Presidential Regulation No. 10 of 2021 on Investment Business Fields: Specifies business sectors open to foreign investment and associated ownership limitations through the Investment Positive List (previously known as the Negative Investment List).
Law No. 5 of 1999 on Anti-Monopoly and Unfair Business Competition: Ensures the joint venture doesn't create monopolistic practices or unfair business competition in the Indonesian market.
Law No. 13 of 2003 on Manpower: Governs employment relationships, including regulations on employment terms, working conditions, and employee rights that the joint venture must comply with.
Law No. 24 of 2009 on National Flag, Language, Emblem and Anthem: Requires agreements involving Indonesian parties to be drafted in the Indonesian language (Bahasa Indonesia) alongside any foreign language version.

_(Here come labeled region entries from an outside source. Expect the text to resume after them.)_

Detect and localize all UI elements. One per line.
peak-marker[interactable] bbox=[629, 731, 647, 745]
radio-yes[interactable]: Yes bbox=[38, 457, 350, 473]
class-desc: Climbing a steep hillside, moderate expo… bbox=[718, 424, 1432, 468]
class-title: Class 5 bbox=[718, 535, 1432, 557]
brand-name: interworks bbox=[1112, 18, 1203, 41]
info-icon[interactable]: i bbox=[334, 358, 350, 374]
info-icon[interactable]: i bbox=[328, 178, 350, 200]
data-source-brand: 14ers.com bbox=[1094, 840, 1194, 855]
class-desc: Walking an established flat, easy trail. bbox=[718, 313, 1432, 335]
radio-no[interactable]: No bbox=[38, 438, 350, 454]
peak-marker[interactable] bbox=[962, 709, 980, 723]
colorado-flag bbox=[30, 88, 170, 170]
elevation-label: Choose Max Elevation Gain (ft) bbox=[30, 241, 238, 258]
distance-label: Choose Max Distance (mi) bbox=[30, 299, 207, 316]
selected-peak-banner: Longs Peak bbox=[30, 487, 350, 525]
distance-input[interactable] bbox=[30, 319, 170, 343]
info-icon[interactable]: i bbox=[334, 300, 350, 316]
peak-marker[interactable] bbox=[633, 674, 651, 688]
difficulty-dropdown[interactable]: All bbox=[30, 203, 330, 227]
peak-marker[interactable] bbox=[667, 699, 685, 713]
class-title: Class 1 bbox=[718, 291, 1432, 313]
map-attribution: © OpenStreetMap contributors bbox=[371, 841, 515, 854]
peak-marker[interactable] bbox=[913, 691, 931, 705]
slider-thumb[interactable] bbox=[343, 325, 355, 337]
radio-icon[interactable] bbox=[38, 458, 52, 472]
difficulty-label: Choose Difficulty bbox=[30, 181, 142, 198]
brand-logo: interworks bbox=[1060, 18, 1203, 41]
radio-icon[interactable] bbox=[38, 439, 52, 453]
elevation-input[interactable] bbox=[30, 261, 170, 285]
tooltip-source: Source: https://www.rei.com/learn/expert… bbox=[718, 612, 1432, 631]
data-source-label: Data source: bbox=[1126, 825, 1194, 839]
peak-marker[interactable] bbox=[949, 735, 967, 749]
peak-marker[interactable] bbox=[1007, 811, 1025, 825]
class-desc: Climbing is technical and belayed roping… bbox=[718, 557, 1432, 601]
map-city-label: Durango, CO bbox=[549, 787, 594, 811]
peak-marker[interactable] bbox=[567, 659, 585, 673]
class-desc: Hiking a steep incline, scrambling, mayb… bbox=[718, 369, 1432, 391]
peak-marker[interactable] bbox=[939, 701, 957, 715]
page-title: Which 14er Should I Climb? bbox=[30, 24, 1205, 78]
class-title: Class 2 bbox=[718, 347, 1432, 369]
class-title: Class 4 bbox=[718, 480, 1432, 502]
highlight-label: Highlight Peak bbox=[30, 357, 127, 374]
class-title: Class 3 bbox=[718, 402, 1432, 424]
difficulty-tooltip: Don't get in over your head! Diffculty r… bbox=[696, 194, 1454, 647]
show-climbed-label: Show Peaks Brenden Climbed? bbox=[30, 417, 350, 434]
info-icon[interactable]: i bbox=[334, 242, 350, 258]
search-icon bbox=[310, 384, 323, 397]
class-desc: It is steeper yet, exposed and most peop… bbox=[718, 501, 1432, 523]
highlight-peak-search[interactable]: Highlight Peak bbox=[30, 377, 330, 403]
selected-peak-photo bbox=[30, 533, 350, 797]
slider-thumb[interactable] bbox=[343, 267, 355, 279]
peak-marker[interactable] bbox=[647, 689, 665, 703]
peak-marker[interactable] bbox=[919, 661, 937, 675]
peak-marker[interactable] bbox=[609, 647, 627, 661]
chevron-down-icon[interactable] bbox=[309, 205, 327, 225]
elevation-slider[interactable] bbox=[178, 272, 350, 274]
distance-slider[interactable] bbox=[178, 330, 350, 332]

Law No. 20 of 2016 on Marks and Geographical Indications: Protects intellectual property rights, including trademarks and brands, which is crucial when sharing intellectual property in a joint venture.
Government Regulation No. 24 of 2018 on Electronic Integrated Business Licensing Services: Regulates the Online Single Submission (OSS) system for business licensing, which is required for establishing and operating a joint venture in Indonesia.